Dalam postingan online, aliansi oposisinya Alternance 2023 dan juru bicara Bongo mengatakan beberapa TPS belum menerima slip suara untuk kandidatnya masing-masing. Reuters tidak dapat memverifikasi komentar tersebut secara independen.

“Pemungutan suara bahkan belum selesai, dan pihak oposisi sudah kehilangan keberanian dan ketenangannya. Upaya untuk menabur perselisihan, karena kekalahan sudah dekat, tidak akan berhasil,” kata juru bicara kampanye Bongo Freddhy Koula dalam sebuah posting online.

Perubahan terbaru pada sistem pemungutan suara dapat semakin memperumit dampaknya, kata Remadji Hoinathy, peneliti di Institute for Security Studies yang berfokus pada Afrika.
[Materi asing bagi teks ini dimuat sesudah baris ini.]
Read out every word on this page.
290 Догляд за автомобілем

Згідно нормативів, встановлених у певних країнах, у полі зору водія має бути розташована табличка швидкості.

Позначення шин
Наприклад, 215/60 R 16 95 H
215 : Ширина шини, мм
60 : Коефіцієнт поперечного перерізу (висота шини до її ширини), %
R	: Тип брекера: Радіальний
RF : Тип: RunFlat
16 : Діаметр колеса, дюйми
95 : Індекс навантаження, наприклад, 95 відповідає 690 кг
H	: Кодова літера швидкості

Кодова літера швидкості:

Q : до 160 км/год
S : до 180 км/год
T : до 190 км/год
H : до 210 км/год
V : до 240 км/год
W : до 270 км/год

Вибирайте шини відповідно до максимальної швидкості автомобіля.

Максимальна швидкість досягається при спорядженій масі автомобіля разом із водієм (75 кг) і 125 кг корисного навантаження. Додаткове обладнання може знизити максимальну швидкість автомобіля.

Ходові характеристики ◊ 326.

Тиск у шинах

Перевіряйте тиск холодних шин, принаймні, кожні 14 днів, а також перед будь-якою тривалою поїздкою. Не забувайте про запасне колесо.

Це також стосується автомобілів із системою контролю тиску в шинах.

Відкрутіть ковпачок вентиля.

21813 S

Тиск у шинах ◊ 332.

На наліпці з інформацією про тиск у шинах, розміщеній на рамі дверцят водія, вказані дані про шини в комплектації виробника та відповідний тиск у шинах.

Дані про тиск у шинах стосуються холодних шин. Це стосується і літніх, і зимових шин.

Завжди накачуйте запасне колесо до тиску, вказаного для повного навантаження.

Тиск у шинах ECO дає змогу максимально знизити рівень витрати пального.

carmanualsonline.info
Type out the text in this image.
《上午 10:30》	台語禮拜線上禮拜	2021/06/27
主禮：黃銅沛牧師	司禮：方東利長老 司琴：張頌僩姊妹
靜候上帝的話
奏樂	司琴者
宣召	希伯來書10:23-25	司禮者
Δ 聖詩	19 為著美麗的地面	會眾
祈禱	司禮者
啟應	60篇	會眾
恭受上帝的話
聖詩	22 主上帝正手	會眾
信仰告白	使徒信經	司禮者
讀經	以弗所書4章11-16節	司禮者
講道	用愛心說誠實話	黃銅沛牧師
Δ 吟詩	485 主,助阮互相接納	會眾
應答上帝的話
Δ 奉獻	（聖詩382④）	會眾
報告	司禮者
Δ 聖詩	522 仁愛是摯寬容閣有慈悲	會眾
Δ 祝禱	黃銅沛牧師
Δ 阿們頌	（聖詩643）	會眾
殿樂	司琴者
Hal ini termasuk penerapan sistem pemungutan suara yang mengharuskan pemilih memilih calon presiden dan anggota parlemen dari partai yang sama.

Pihak oposisi juga menyuarakan keprihatinan mengenai perubahan konstitusi baru-baru ini yang menghapuskan dua putaran pemungutan suara untuk pemilihan presiden identitas.

Kubu Bongo telah memposisikannya sebagai favorit kuat untuk memenangkan perlombaan, meskipun belum ada jajak pendapat yang dapat diandalkan.

Ancaman utamanya datang dari Ondo Ossa, seorang profesor ekonomi dan manajemen yang berkampanye tentang perlunya perubahan dan peluang ekonomi yang lebih baik.

Pernyataan ini bisa saja diterima di negara yang satu dari tiga generasi mudanya menganggur dan sebagian besar penduduknya hanya mengetahui aturan Bongo.